In Chief Counsel Advice 200942038 (June 26, 2009), the Internal Revenue Service (the Service) reiterated its position on the tax consequences to all the parties involved when a parent corporation (or taxpayer) pays employees of the parent’s subsidiary corporation. In the CCA, a parent corporation lost control of its subsidiary when the creditors of the subsidiary obtained stock ownership in a bankruptcy proceeding. The Service addressed the following two issues:
- "What is the proper character of a loss resulting from payments on nonqualified stock options by the parent to employees of the former subsidiary?"
- "When stock option payments are made to employees of the former subsidiary, which entity may properly claim a compensation deduction for such payments?"
Issue One — Character of the Loss
When the subsidiary corporation’s stock was cancelled in the bankruptcy proceeding, the parent corporation claimed a capital loss for its investment in the subsidiary. When the subsidiary corporation was part of the parent’s group, the subsidiary’s employees were issued nonqualified stock options every year. These options generally had a 10-year window from the date of grant in which the recipient could exercise them. While the parent ceased issuing the options to the subsidiary after the bankruptcy, the employees of that subsidiary still held the options and continued to exercise them under the terms of the options. Prior to the bankruptcy of the subsidiary, when one of the subsidiary employees exercised their parent options, the parent would sell newly issued shares to cover the payment option being exercised and the sales proceeds to pay the employee. The parent corporation would treat the cash payment as a capital contribution to the subsidiary. After the bankruptcy of the subsidiary, the parent treated the payments made to the subsidiary employees as capital losses. The parent then changed its position and filed an informal claim for refund that the payments made after the bankruptcy were ordinary losses to them, not capital losses.
In denying the parent’s new position, the Service focused on the relation-back doctrine applied in Rev. Rul. 2002-1, 2002-1 C.B., 268, which focused on the exercise of stock options in a former parent (distributing) company by a spun-off company’s (controlled’s) employees. In the Rev. Rul., the Service treated the exercise of the distributing company’s options by the controlled employees as if they happened prior to the distribution of the controlled stock, and allowed an ordinary deduction to the controlled corporation under Section 83(h) and 162, citing to Treas. Reg. Section 1.1032-3. Under this analysis, the parent company is treated as selling its stock on the market (a 1032 transaction), followed by a transfer of the proceeds to its subsidiary as a capital contribution.
The taxpayer in the CCA argued that a recent tax court case, Santa Fe Pacific Gold Company v. Commissioner, 132 T.C. No. 12 (2009), changes the result discussed above and allows the parent to take an ordinary loss on the payment of the stock option to its former subsidiary’s employee.

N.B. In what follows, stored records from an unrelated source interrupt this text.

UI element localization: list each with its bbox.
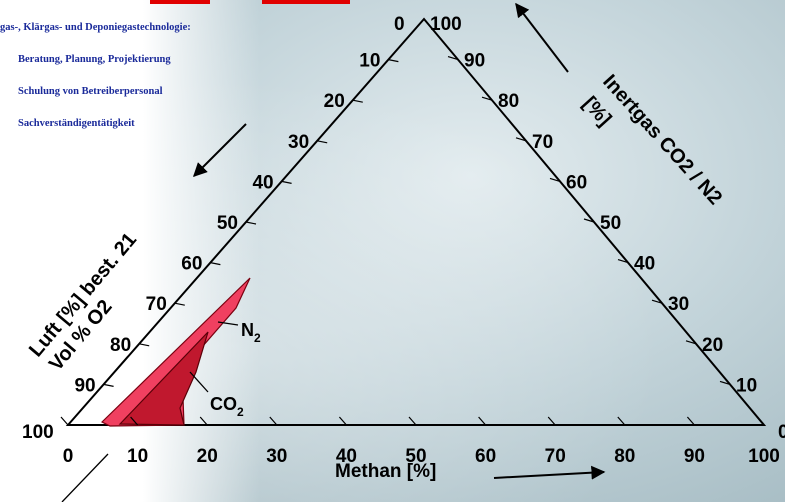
pointer-line: [61, 453, 109, 502]
tick-label-bottom-80: 80: [614, 446, 635, 467]
tick-label-right-70: 70: [532, 132, 553, 153]
service-item-2: Schulung von Betreiberpersonal: [18, 86, 163, 97]
arrow-inertgas: [515, 2, 569, 73]
tick-label-left-90: 90: [74, 375, 95, 396]
tick-label-left-60: 60: [181, 254, 202, 275]
tick-bottom-80: [617, 416, 626, 426]
co2-label: CO2: [210, 394, 244, 419]
tick-label-bottom-70: 70: [545, 446, 566, 467]
axis-label-methan: Methan [%]: [335, 461, 436, 482]
tick-bottom-90: [686, 416, 695, 426]
tick-left-70: [174, 302, 185, 306]
tick-left-50: [245, 221, 257, 225]
tick-right-80: [481, 96, 493, 101]
service-item-3: Sachverständigentätigkeit: [18, 118, 135, 129]
tick-label-left-70: 70: [146, 294, 167, 315]
axis-label-inertgas-unit: [%]: [578, 93, 615, 131]
corner-label-top-left: 0: [394, 14, 405, 35]
tick-bottom-10: [130, 416, 139, 426]
tick-label-bottom-30: 30: [266, 446, 287, 467]
tick-label-right-10: 10: [736, 375, 757, 396]
tick-left-40: [281, 180, 292, 184]
arrow-luft: [193, 123, 247, 177]
tick-bottom-70: [547, 416, 556, 426]
tick-right-10: [719, 380, 731, 385]
tick-label-left-20: 20: [324, 91, 345, 112]
tick-left-10: [388, 59, 399, 63]
tick-label-right-40: 40: [634, 254, 655, 275]
tick-label-bottom-100: 100: [748, 446, 780, 467]
tick-label-right-50: 50: [600, 213, 621, 234]
tick-bottom-50: [408, 416, 417, 426]
tick-right-40: [617, 259, 629, 264]
region-co2: [118, 331, 209, 426]
corner-label-bottom-left: 100: [22, 422, 54, 443]
tick-label-left-50: 50: [217, 213, 238, 234]
tick-label-bottom-10: 10: [127, 446, 148, 467]
tick-left-20: [352, 99, 363, 103]
arrow-methan: [493, 465, 606, 480]
tick-label-bottom-0: 0: [63, 446, 74, 467]
tick-label-bottom-20: 20: [197, 446, 218, 467]
top-bar: [0, 0, 360, 10]
tick-bottom-20: [199, 416, 208, 426]
tick-bottom-30: [269, 416, 278, 426]
top-link-1[interactable]: [150, 0, 210, 4]
n2-label: N2: [241, 320, 261, 345]
top-link-2[interactable]: [262, 0, 350, 4]
tick-bottom-40: [338, 416, 347, 426]
tick-right-50: [583, 218, 595, 223]
tick-left-60: [210, 262, 221, 266]
tick-left-30: [317, 140, 328, 144]
tick-label-bottom-90: 90: [684, 446, 705, 467]
tick-label-right-90: 90: [464, 51, 485, 72]
tick-bottom-100: [756, 416, 765, 426]
services-heading: gas-, Klärgas- und Deponiegastechnologie…: [0, 22, 191, 33]
tick-label-right-80: 80: [498, 91, 519, 112]
tick-label-right-60: 60: [566, 172, 587, 193]
tick-right-70: [515, 137, 527, 142]
tick-label-left-80: 80: [110, 335, 131, 356]
tick-label-left-40: 40: [252, 172, 273, 193]
tick-label-bottom-50: 50: [405, 446, 426, 467]
tick-label-right-20: 20: [702, 335, 723, 356]
tick-right-90: [447, 56, 459, 61]
tick-bottom-60: [478, 416, 487, 426]
axis-label-inertgas: Inertgas CO2 / N2: [598, 71, 726, 210]
corner-label-top-right: 100: [430, 14, 462, 35]
tick-left-90: [103, 383, 114, 387]
tick-label-bottom-60: 60: [475, 446, 496, 467]
right-tick-labels: 90 80 70 60 50 40 30 20 10: [464, 51, 757, 397]
left-tick-labels: 90 80 70 60 50 40 30 20 10: [74, 51, 380, 397]
bottom-tick-labels: 0 10 20 30 40 50 60 70 80 90 100: [63, 446, 780, 467]
tick-label-left-10: 10: [359, 51, 380, 72]
tick-right-20: [685, 340, 697, 345]
tick-label-bottom-40: 40: [336, 446, 357, 467]
service-item-1: Beratung, Planung, Projektierung: [18, 54, 171, 65]
tick-label-left-30: 30: [288, 132, 309, 153]
n2-pointer: [217, 321, 239, 326]
tick-label-right-30: 30: [668, 294, 689, 315]
corner-label-right-edge: 0: [778, 422, 785, 443]
tick-left-80: [139, 343, 150, 347]
tick-right-30: [651, 299, 663, 304]
tick-marks: [60, 56, 765, 426]
tick-bottom-0: [60, 416, 69, 426]
co2-pointer: [189, 371, 209, 393]
tick-right-60: [549, 177, 561, 182]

The taxpayer stated that the payments to the former subsidiary’s employees "produced no long term future benefit to [p]arent, and therefore [p]arent can deduct the payments as ordinary deductions." In the alternative, the parent stated that the payments were associated with an abandoned transaction and could be deducted under Section 165.
The Service would not be dissuaded from applying the relation-back doctrine and did not entertain application of the Santa Fe analysis. They stated that the Santa Fe case involved the payment of a termination fee in a hostile takeover bid and found no analogy or application to the clearly established relation-back doctrine for payments made under stock options that were issued when the subsidiary was a member of the parent corporation’s group. Thus, the Service applied a strict origin-of-the-claim approach in deciding the character of the payment, and which taxpayer could take it into account.
Issue Two — Can the Parent Corporation Take the Section 83(h) Deduction for the Option Payment?
The Service cited to Treas. Regs. Sections 1.83-6(d) and 1.032-3 to conclude that when a parent corporation pays an employee of its subsidiary for the exercise of a stock option, the parent is treated as making a capital contribution to the subsidiary and the subsidiary is entitled to the deduction for payment to its employee. This is the result, even if the subsidiary is no longer in existence, as was the case in the CCA where the Service stated that the successor to the subsidiary was the proper party to take the deduction for the payments made to the employee.
Pepper Perspective
In this CCA the Service reiterated several key legal concepts that have broad application to many transactions, including mergers, spin-offs, sales of subsidiaries, and workout situations. For example, the Service is readily supportive of a relation-back approach to determine proper tax treatment for multi-party, multi-year transactions. Additionally, a successor entity can take into account tax consequences of the settlement of pre-existing obligations of the selling or distributing group long after the transaction has closed and the subsidiary is no longer part of that group. As a result, careful attention should be paid in drafting transaction documents to address payments to employees under pre-existing compensation and benefit plans. Because these amounts are typically significant, clear instructions and tax allocations should be provided for in the transaction documents to obtain the best financial results for all relevant parties.